São Paulo Ato em SP pede prorrogação da desoneração da folha de pagamento

Ato em SP pede prorrogação da desoneração da folha de pagamento

Manifestação pedia a derrubada do veto de Jair Bolsonaro à prorrogação da desoneração da folha de pagamento de 17 categorias do setor de serviços

  • São Paulo | Thays Reis, da Agência Record

Ato ocorreu na manhã desta terça-feira, de forma pacífica

Ato ocorreu na manhã desta terça-feira, de forma pacífica

Roberto Casimiro/Fotoarena/Estadão Conteúdo - 03.11.2020

Manifestantes da Força Sindical realizaram ato na manhã desta terça-feira (3), na Avenida Paulista, em São Paulo, pedindo a derrubada do veto do presidente Jair Bolsonaro (sem partido) à prorrogação da desoneração da folha de pagamento de 17 categorias do setor de serviços. O veto será avaliado em reunião do Congresso na quarta-feira (4).
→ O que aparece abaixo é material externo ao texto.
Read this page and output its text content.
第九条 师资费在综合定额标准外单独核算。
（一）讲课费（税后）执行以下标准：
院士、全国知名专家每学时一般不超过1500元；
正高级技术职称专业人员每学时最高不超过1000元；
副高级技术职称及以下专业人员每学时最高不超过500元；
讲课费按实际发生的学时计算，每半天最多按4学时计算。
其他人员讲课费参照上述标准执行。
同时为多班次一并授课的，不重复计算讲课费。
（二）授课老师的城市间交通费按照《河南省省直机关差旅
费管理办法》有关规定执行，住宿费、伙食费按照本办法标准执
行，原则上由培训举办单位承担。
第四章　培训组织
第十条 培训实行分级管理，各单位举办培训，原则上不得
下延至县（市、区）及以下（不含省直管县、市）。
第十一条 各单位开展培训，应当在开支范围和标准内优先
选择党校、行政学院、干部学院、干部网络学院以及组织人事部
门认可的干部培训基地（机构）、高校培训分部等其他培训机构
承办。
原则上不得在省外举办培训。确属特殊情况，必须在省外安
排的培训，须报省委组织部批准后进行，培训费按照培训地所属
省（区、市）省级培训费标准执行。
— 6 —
Os sindicalistas também reivindicavam a votação da medida provisória que trata do auxílio emergencial, mas com o aumento de R$ 300 para R$ 600.

A manifestação ocorreu por volta das 10h30 até as 12h03 e terminou de forma pacífica, segundo a sala de imprensa da Polícia Militar. Outra manifestação de líderes sindicais e empresariais foi realizada em Brasília e contou com a presença do líder do PSL no Senado, o senador Major Olímpio, que vem defendendo a derrubada do veto. 

A desoneração foi criada em 2011 e consiste em um sistema diferenciado de recolhimento da contribuição ao INSS (Instituto Nacional do Seguro Social) pelos patrões, permitindo economia a empresas de áreas como call center, transportes e telecomunicações. Elas empregam juntas 6 milhões de trabalhadores.

Entenda o que está em jogo na votação sobre veto à desoneração

Em julho, o presidente Jair Bolsonaro vetou artigo de uma lei para prorrogar a desoneração até o final de 2021 afirmando não haver previsão para essa renuncia de receita no Orçamento do próximo ano, entre outros argumentos.

Parlamentares e o empresariado afirmam que demissões ocorrerão no próximo ano caso a desoneração seja realmente extinta. 

Já o governo tenta negociar uma saída. Uma possibilidade que vem sendo defendida pelo ministro da Economia, Paulo Guedes, é a possibilidade de uma desoneração a todos os setores da economia. Ela seria bancada com a criação do imposto sobre transações digitais.

Com alíquota de 0,2%, o tributo que vem sendo chamado de “nova CPMF”, permitiria uma arrecadação de R$ 120 bilhões por ano, dos quais R$ 70 bilhões seriam usados para cobrir a desoneração, segundo o governo. Guedes, no entanto, vem afirmando que a ideia do imposto digital, alvo de críticas, está "morta". Governo e congressistas tentam chegar a um acordo até a votação de quarta-feira.